We don't own the domain name, the previous maintainer/author does. It seems to have lapsed. There's not much I can do about that other than attempt to contact the previous maintainer, which I've done.

4 comments

I am not sure if you know, but domain registrars have a policy that allows the organization or company to be able to get ahold of the domain.

For example, if the domain is registered under a former employee and you cannot get ahold of that employee, the organization or company can fill out a form provided by the registrar to gain access to the domain.

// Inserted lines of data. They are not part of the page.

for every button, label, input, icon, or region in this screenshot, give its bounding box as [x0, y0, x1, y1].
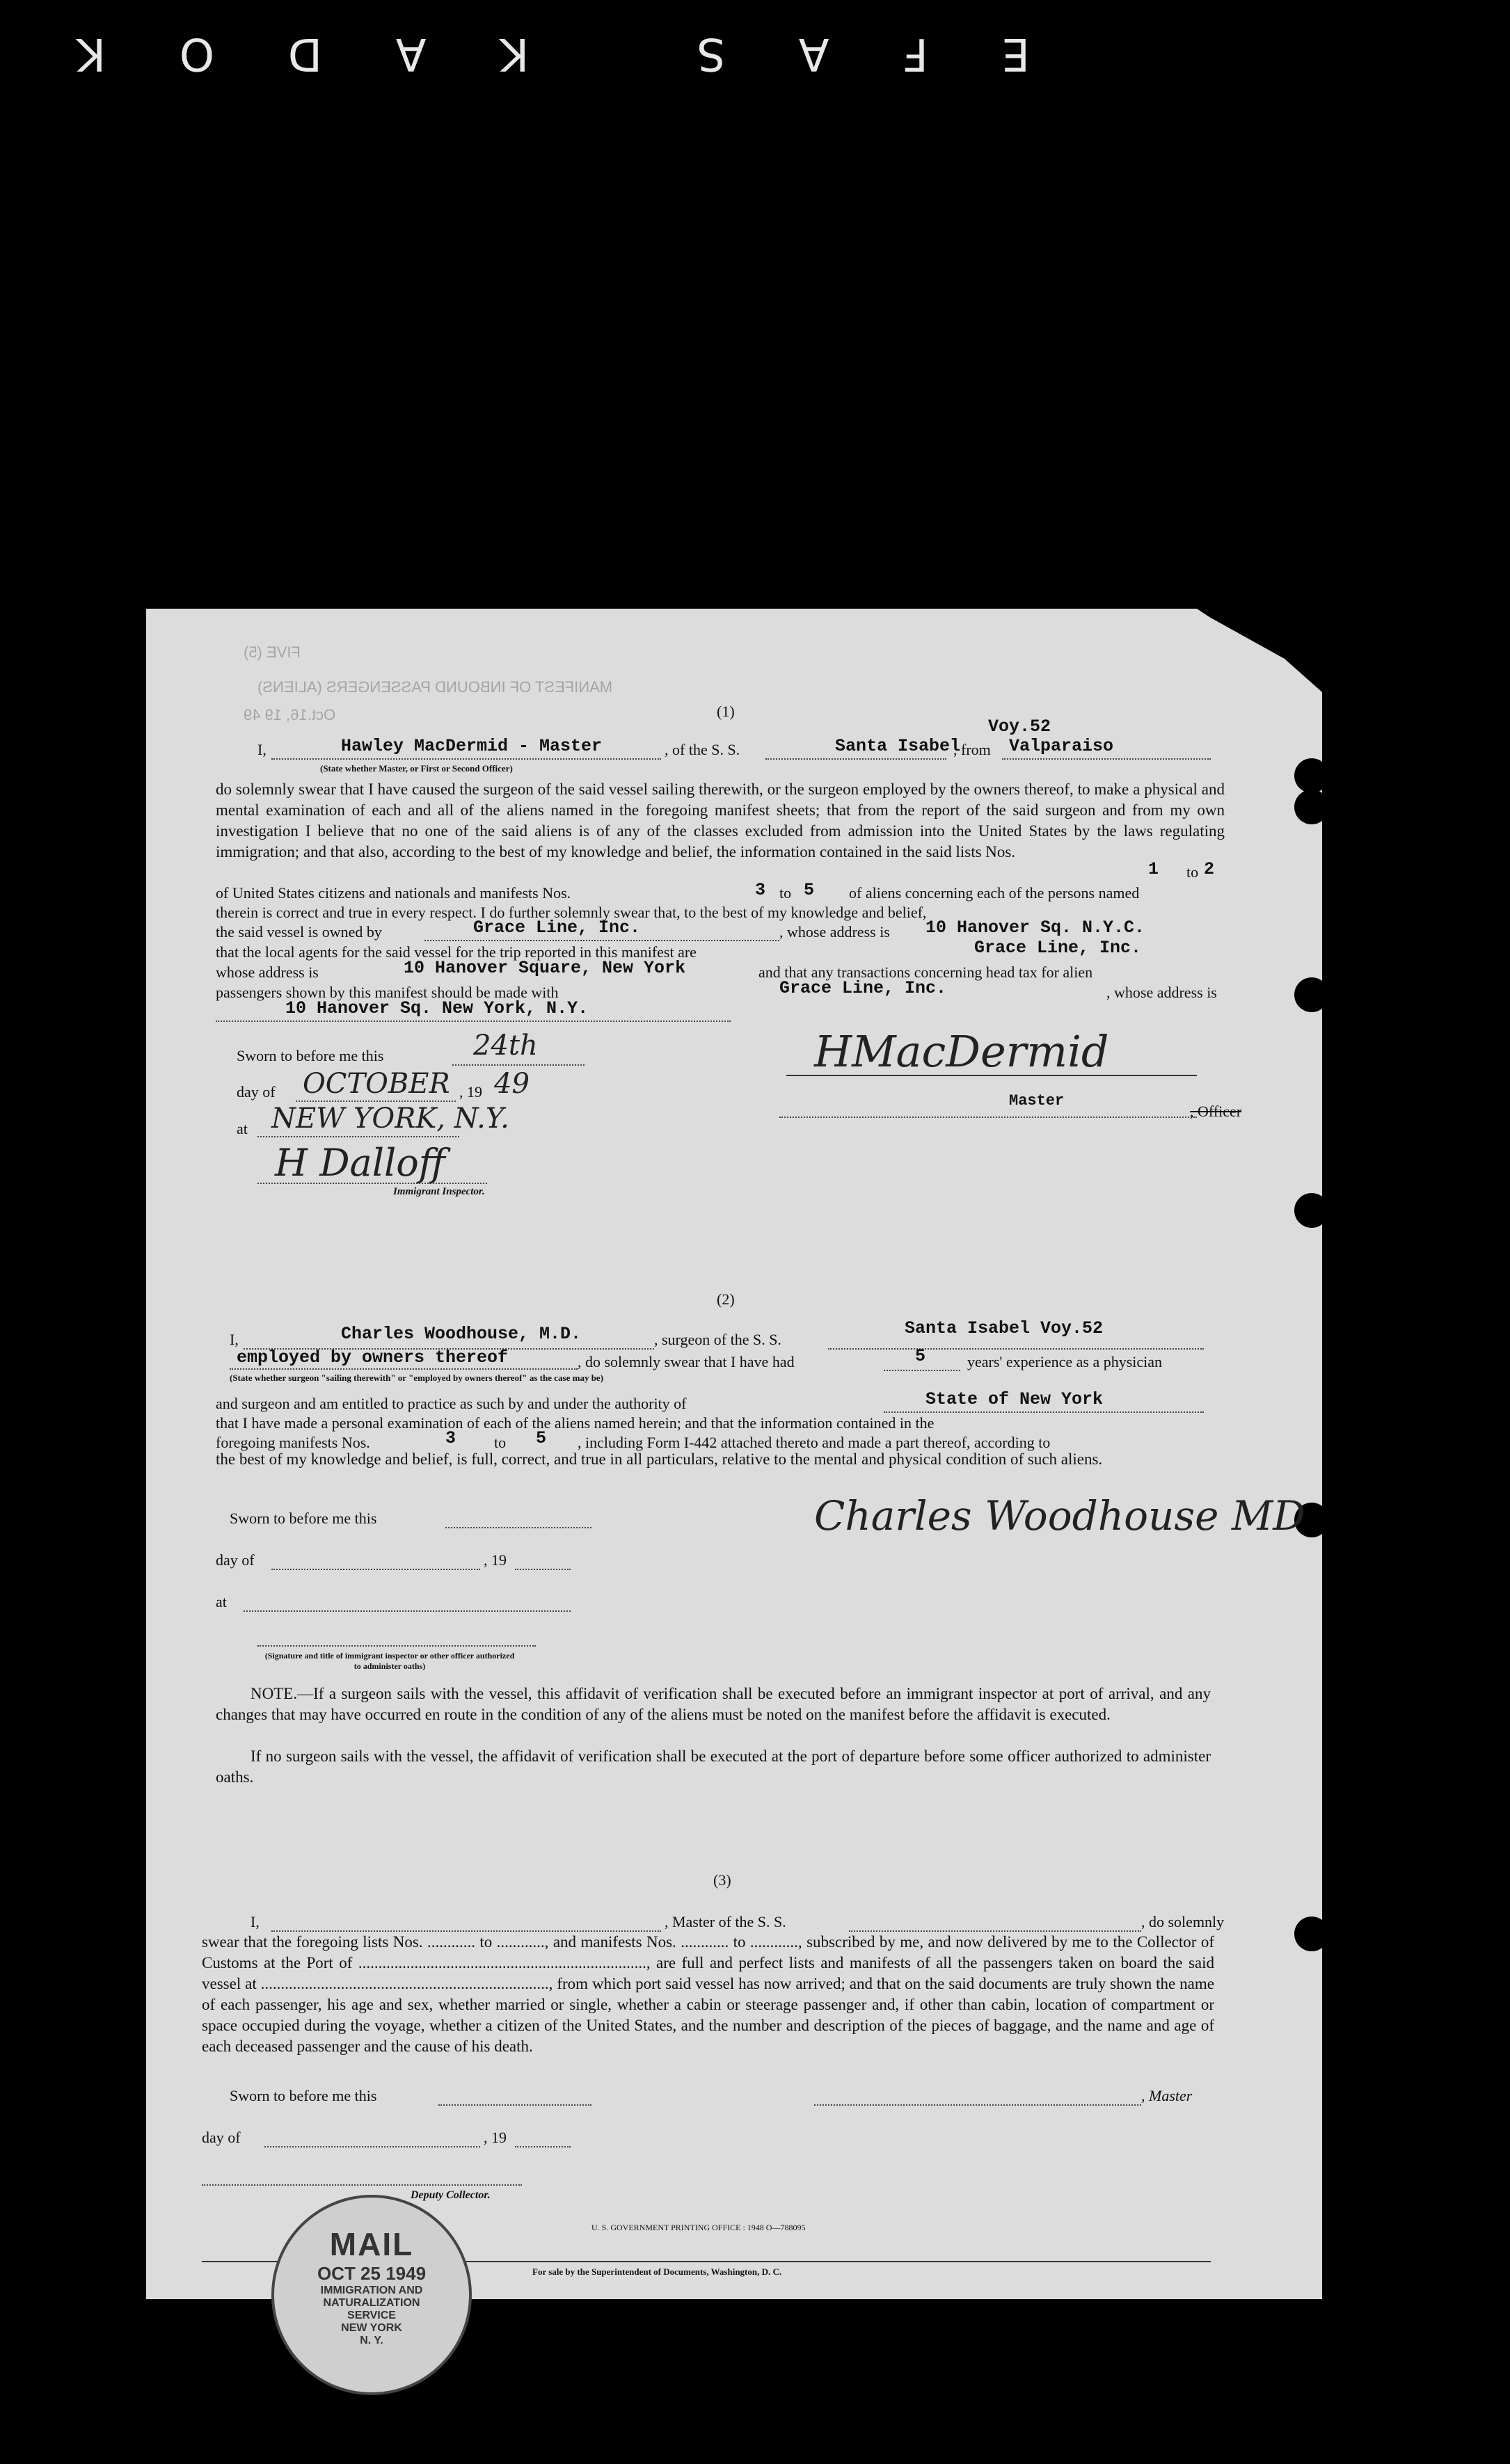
to-word: to	[779, 884, 792, 902]
punch-hole	[1294, 1193, 1329, 1228]
swear-text: , do solemnly swear that I have had	[578, 1353, 795, 1370]
film-letter: E	[980, 28, 1030, 79]
stamp-line: SERVICE	[347, 2310, 396, 2321]
whose-address-label: , whose address is	[779, 923, 890, 941]
surgeon-of-label: , surgeon of the S. S.	[654, 1331, 781, 1348]
headtax-party: Grace Line, Inc.	[779, 978, 947, 998]
sworn-label: Sworn to before me this	[237, 1047, 384, 1064]
section-number: (3)	[713, 1871, 731, 1889]
owner-line	[424, 940, 779, 941]
surgeon-vessel: Santa Isabel Voy.52	[905, 1318, 1104, 1338]
bleed-through-text: MANIFEST OF INBOUND PASSENGERS (ALIENS)	[257, 678, 613, 696]
lists-from: 1	[1148, 859, 1159, 879]
manifests-end: , including Form I-442 attached thereto and made a part thereof, according to	[578, 1434, 1051, 1451]
headtax-label: passengers shown by this manifest should be made with	[216, 984, 559, 1001]
stamp-line: IMMIGRATION AND	[320, 2285, 423, 2296]
years-end: years' experience as a physician	[967, 1353, 1163, 1370]
master-name: Hawley MacDermid - Master	[341, 736, 603, 756]
manifests-to: 5	[536, 1428, 547, 1448]
master-sig-line	[814, 2104, 1141, 2106]
at-label: at	[216, 1593, 227, 1610]
agents-address-end: and that any transactions concerning head tax for alien	[758, 963, 1093, 981]
sworn-place-line	[244, 1610, 571, 1612]
section-number: (1)	[717, 703, 735, 720]
master-signature: HMacDermid	[814, 1026, 1109, 1077]
film-letter: K	[56, 28, 106, 79]
film-letter: A	[374, 28, 427, 79]
torn-corner	[1197, 609, 1322, 692]
headtax-address-line	[216, 1021, 731, 1022]
i-label: I,	[230, 1331, 239, 1348]
to-word: to	[1186, 863, 1199, 881]
stamp-line: N. Y.	[360, 2335, 383, 2346]
day-of-label: day of	[237, 1083, 276, 1101]
sworn-year-line	[515, 1569, 571, 1570]
master-of-label: , Master of the S. S.	[665, 1913, 786, 1930]
at-label: at	[237, 1120, 248, 1137]
film-letter: D	[267, 28, 322, 79]
punch-hole	[1294, 758, 1329, 793]
film-letter: F	[882, 28, 928, 79]
film-letter: O	[158, 28, 215, 79]
master-title: Master	[1009, 1092, 1065, 1110]
agents-address-label: whose address is	[216, 963, 319, 981]
officer-sig-caption: (Signature and title of immigrant inspector or other officer authorized to administer oaths)	[264, 1651, 515, 1671]
sworn-day-line	[438, 2104, 591, 2106]
from-port: Valparaiso	[1009, 736, 1114, 756]
year-prefix: , 19	[484, 1551, 507, 1569]
note-paragraph-2: If no surgeon sails with the vessel, the affidavit of verification shall be executed at the port of departure before some officer authorized to administer oaths.	[216, 1747, 1211, 1786]
deputy-line	[202, 2184, 522, 2186]
punch-hole	[1294, 790, 1329, 824]
from-port-line	[1002, 758, 1211, 760]
sworn-place: NEW YORK, N.Y.	[271, 1103, 509, 1135]
section1-paragraph: do solemnly swear that I have caused the surgeon of the said vessel sailing therewith, or the surgeon employed by the owners thereof, to make a physical and mental examination of each and all of the aliens named in the foregoing manifest sheets; that from the report of the said surgeon and from my own investigation I believe that no one of the said aliens is of any of the classes excluded from admission into the United States by the laws regulating immigration; and that also, according to the best of my knowledge and belief, the information contained in the said lists Nos.	[216, 781, 1225, 861]
section-number: (2)	[717, 1290, 735, 1308]
section2-paragraph-end: the best of my knowledge and belief, is full, correct, and true in all particulars, relative to the mental and physical condition of such aliens.	[216, 1450, 1103, 1468]
gpo-line: U. S. GOVERNMENT PRINTING OFFICE : 1948 O—788095	[591, 2223, 806, 2232]
swear-end: , do solemnly	[1141, 1913, 1225, 1930]
sworn-place-line	[257, 1136, 459, 1137]
employment-line	[230, 1368, 578, 1370]
sworn-month-line	[296, 1101, 456, 1102]
film-letter: K	[479, 28, 530, 79]
inspector-line	[257, 1183, 487, 1184]
agents: Grace Line, Inc.	[974, 938, 1142, 958]
year-prefix: , 19	[459, 1083, 482, 1101]
inspector-caption: Immigrant Inspector.	[393, 1186, 485, 1197]
manifests-from: 3	[755, 880, 766, 900]
sworn-year-line	[515, 2146, 571, 2147]
stamp-line: NATURALIZATION	[323, 2297, 420, 2309]
note-paragraph: NOTE.—If a surgeon sails with the vessel, this affidavit of verification shall be executed before an immigrant inspector at port of arrival, and any changes that may have occurred en route in the condition of any of the aliens must be noted on the manifest before the affidavit is executed.	[216, 1685, 1211, 1723]
stamp-line: NEW YORK	[341, 2322, 402, 2334]
owner-address: 10 Hanover Sq. N.Y.C.	[925, 918, 1145, 938]
surgeon-name: Charles Woodhouse, M.D.	[341, 1324, 582, 1344]
year-prefix: , 19	[484, 2129, 507, 2146]
master-label: , Master	[1141, 2087, 1193, 2104]
authority-line	[884, 1411, 1204, 1413]
film-edge-marking	[56, 28, 1030, 79]
agents-address: 10 Hanover Square, New York	[404, 958, 686, 978]
bleed-through-text: FIVE (5)	[244, 643, 301, 661]
owned-by-label: the said vessel is owned by	[216, 923, 382, 941]
sale-line: For sale by the Superintendent of Documents, Washington, D. C.	[532, 2266, 782, 2277]
master-title-line	[779, 1117, 1197, 1118]
surgeon-signature: Charles Woodhouse MD	[814, 1492, 1305, 1539]
day-of-label: day of	[216, 1551, 255, 1569]
manifests-label: foregoing manifests Nos.	[216, 1434, 370, 1451]
i-label: I,	[257, 741, 267, 758]
employment: employed by owners thereof	[237, 1347, 509, 1368]
stamp-date: OCT 25 1949	[317, 2263, 427, 2284]
sworn-year: 49	[494, 1068, 530, 1100]
sworn-day: 24th	[473, 1030, 538, 1062]
years-line	[884, 1370, 960, 1371]
of-ss-label: , of the S. S.	[665, 741, 740, 758]
stamp-mail: MAIL	[329, 2226, 414, 2262]
sworn-month-line	[264, 2146, 480, 2147]
voyage-number: Voy.52	[988, 717, 1051, 737]
authority: State of New York	[925, 1389, 1104, 1409]
punch-hole	[1294, 1917, 1329, 1951]
bleed-through-text: Oct.16, 19 49	[244, 706, 336, 723]
agents-label: that the local agents for the said vessel for the trip reported in this manifest are	[216, 943, 697, 961]
headtax-address: 10 Hanover Sq. New York, N.Y.	[285, 998, 589, 1018]
correct-line: therein is correct and true in every respect. I do further solemnly swear that, to the best of my knowledge and belief,	[216, 904, 927, 921]
sworn-label: Sworn to before me this	[230, 1510, 377, 1527]
years: 5	[915, 1346, 926, 1366]
employment-caption: (State whether surgeon "sailing therewith" or "employed by owners thereof" as the case may be)	[230, 1373, 604, 1383]
owner: Grace Line, Inc.	[473, 918, 641, 938]
manifests-to: 5	[804, 880, 815, 900]
sworn-day-line	[445, 1527, 591, 1528]
mail-received-stamp	[271, 2195, 472, 2395]
i-label: I,	[251, 1913, 260, 1930]
citizens-line-text: of United States citizens and nationals and manifests Nos.	[216, 884, 571, 902]
deputy-caption: Deputy Collector.	[411, 2189, 491, 2201]
punch-hole	[1294, 977, 1329, 1012]
vessel-line	[765, 758, 946, 760]
master-name-line	[271, 758, 661, 760]
sworn-month: OCTOBER	[303, 1068, 450, 1100]
film-letter: A	[777, 28, 829, 79]
master-signature-line	[786, 1075, 1197, 1076]
sworn-day-line	[452, 1064, 585, 1066]
vessel-name: Santa Isabel	[835, 736, 961, 756]
manifests-from: 3	[445, 1428, 456, 1448]
headtax-end: , whose address is	[1106, 984, 1217, 1001]
lists-to: 2	[1204, 859, 1215, 879]
from-label: , from	[953, 741, 991, 758]
day-of-label: day of	[202, 2129, 241, 2146]
citizens-line-end: of aliens concerning each of the persons named	[849, 884, 1140, 902]
surgeon-vessel-line	[828, 1348, 1204, 1350]
officer-label: , Officer	[1190, 1103, 1242, 1120]
exam-text: that I have made a personal examination of each of the aliens named herein; and that the information contained in the	[216, 1414, 935, 1432]
section3-paragraph: swear that the foregoing lists Nos. ............ to ............, and manifests Nos. ............ to ............, subscribed by me, and now delivered by me to the Collector of Customs at the Port of ........................................................................, are full and perfect lists and manifests of all the passengers taken on board the said vessel at ........................................................................, from which port said vessel has now arrived; and that on the said documents are truly shown the name of each passenger, his age and sex, whether married or single, whether a cabin or steerage passenger and, if other than cabin, location of compartment or space occupied during the voyage, whether a citizen of the United States, and the number and description of the pieces of baggage, and the name and age of each deceased passenger and the cause of his death.	[202, 1933, 1214, 2055]
inspector-signature: H Dalloff	[275, 1141, 446, 1185]
manifest-page	[146, 609, 1322, 2346]
master-caption: (State whether Master, or First or Second Officer)	[320, 763, 513, 774]
sworn-label: Sworn to before me this	[230, 2087, 377, 2104]
to-word: to	[494, 1434, 507, 1451]
film-letter: S	[676, 28, 725, 79]
sworn-month-line	[271, 1569, 480, 1570]
officer-sig-line	[257, 1645, 536, 1647]
authority-label: and surgeon and am entitled to practice as such by and under the authority of	[216, 1395, 687, 1412]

This would certainly apply to you, and you should be able to get ahold of the domain name (and renew it). You will need to provide certain documents in order to prove that your organization should have access to the domain. What is required depends on the registrar.

Also, I would contact the domain registrar and tell them that you'd like to pay for the renewal (so they will change the name servers back to your previous name servers) while the details are worked out about domain ownership.

If you have any trouble with ANY of this, get in touch and I will help you get it taken care of, you should be able to find me via a search for my user id.

The subdomain chai.js.org is available and it may be worth investigating that as an alternative. (https://js.org/ has more details)
Much love. I like chai a lot. Thanks for your work.
Since you're here, and the online docs are currently missing, do you know the best way to a stacktrace from a failed Chai assertion? Basically, if I do:

    import chai from 'chai';
    chai.config.includeStack = true;
    try {
      chai.expect(1).to.equals(2);
    } catch (e) {
      console.log(e.stack);
    }
In the REPL, I'm getting `e` as an AssertionError with a trace, but in my running code, the error is coming back as a vanilla object without a stacktrace. Sorry that this is clearly not the right forum for this kind of question.
Failed expectations always throw an AssertionError, and they always have a stack. It might be the test runner you have which is breaking or hiding the stack?
Thanks; figured it out. I was passing the object to a parent thread and the class properties were being removed in the process. Thanks for the help.